Oxygen equilibria of Octopus dofleini hemocyanin.

Oxygen binding by Octopus dofleini hemocyanin was examined under very nearly physiological conditions. The effects of pH, ionic composition, temperature, and aggregation were controlled so that the role each plays in modulating oxygen binding can be isolated. There is a very large effect of pH on affinity, the Bohr effect (delta log P50/delta pH = -1.7), which is the same at 10 and 20 degrees C. However, cooperativity is substantially altered over the same range of pHs at the two temperatures. The allosteric properties were examined by comparing the experimental data points to curves generated by use of the Monod-Wyman-Changeux model. A computer-fitting process was developed which allowed the individual allosteric parameters to be varied independently until the best fit could be determined. The relationship between kR and kT is responsible for the effect of pH on cooperativity. A change in the allosteric properties of the T form is primarily responsible for the differences due to temperature.
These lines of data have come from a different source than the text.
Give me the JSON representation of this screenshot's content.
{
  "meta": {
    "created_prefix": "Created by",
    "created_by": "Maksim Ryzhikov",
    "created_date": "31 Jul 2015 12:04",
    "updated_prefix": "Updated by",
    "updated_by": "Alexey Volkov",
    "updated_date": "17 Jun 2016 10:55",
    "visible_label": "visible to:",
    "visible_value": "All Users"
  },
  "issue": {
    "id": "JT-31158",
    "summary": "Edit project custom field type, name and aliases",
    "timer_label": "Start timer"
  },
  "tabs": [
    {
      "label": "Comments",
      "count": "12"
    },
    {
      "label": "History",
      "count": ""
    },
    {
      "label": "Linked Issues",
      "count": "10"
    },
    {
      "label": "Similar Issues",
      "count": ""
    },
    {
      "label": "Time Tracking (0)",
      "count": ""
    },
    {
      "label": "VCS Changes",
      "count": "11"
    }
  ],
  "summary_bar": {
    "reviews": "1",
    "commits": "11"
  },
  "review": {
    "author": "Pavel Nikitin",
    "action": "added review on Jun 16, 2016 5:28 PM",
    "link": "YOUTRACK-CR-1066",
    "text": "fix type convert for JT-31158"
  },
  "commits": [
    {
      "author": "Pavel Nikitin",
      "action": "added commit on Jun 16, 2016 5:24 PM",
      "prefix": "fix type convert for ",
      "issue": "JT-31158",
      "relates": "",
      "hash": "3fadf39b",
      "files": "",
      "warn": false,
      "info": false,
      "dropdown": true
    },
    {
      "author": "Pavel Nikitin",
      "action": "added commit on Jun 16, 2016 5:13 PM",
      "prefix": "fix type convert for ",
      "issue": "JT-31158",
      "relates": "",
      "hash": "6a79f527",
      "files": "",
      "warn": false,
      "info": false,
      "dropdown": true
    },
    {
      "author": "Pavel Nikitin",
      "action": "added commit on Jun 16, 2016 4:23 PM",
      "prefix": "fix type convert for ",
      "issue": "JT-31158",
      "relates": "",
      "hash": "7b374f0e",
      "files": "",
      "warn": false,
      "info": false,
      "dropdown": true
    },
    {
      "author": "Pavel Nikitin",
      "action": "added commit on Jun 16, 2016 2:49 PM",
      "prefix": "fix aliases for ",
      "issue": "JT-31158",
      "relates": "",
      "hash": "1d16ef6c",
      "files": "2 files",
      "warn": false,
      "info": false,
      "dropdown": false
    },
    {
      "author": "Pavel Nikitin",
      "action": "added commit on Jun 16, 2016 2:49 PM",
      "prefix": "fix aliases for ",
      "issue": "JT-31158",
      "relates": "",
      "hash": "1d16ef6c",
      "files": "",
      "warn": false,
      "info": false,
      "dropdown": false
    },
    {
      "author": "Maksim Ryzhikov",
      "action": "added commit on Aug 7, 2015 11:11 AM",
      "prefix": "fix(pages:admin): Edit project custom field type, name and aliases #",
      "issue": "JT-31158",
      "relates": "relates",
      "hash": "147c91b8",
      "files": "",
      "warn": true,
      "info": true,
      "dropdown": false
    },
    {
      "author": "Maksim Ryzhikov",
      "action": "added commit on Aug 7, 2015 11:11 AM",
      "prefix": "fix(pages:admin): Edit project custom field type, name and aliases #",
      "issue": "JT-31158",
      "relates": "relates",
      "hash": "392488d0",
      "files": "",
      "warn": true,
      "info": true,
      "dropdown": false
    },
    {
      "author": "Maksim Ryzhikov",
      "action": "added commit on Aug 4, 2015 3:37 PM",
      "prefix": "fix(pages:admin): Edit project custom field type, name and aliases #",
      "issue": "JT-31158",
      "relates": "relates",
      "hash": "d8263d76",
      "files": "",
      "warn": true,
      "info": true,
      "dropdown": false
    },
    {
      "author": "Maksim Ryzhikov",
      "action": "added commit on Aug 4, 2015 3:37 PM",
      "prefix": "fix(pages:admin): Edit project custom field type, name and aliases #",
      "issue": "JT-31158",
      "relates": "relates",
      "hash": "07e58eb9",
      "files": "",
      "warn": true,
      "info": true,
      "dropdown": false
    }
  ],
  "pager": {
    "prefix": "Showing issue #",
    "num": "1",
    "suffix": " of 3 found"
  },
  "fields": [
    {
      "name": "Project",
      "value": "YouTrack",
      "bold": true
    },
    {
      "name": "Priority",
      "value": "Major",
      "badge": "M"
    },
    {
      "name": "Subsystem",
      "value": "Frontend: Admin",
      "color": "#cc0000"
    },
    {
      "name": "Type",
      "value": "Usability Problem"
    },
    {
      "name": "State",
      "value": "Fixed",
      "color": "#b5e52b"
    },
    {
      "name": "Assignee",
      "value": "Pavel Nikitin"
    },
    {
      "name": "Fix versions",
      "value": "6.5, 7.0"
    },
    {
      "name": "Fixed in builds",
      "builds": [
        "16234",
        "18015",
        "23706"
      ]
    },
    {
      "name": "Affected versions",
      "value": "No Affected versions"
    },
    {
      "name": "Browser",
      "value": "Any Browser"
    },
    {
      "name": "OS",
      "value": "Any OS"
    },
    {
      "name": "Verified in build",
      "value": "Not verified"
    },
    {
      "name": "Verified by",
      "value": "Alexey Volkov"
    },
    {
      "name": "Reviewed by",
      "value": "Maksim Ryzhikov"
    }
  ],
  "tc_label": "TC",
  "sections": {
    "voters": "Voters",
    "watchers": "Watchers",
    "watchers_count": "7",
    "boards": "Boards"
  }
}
Changing cation concentrations when the molecule is in the fully aggregated 51S form alters affinity without influencing cooperativity. The effect of Mg2+ is much greater than that of Na+. If the 51S decamer is dissociated to 11S monomers by removing divalent cations, oxygen binding is noncooperative. There is evidence for negative cooperativity, indicating heterogeneity of function within the subunit which contains seven oxygen binding domains. Association into decamers generates conformational change which results in a much wider range of allosteric function.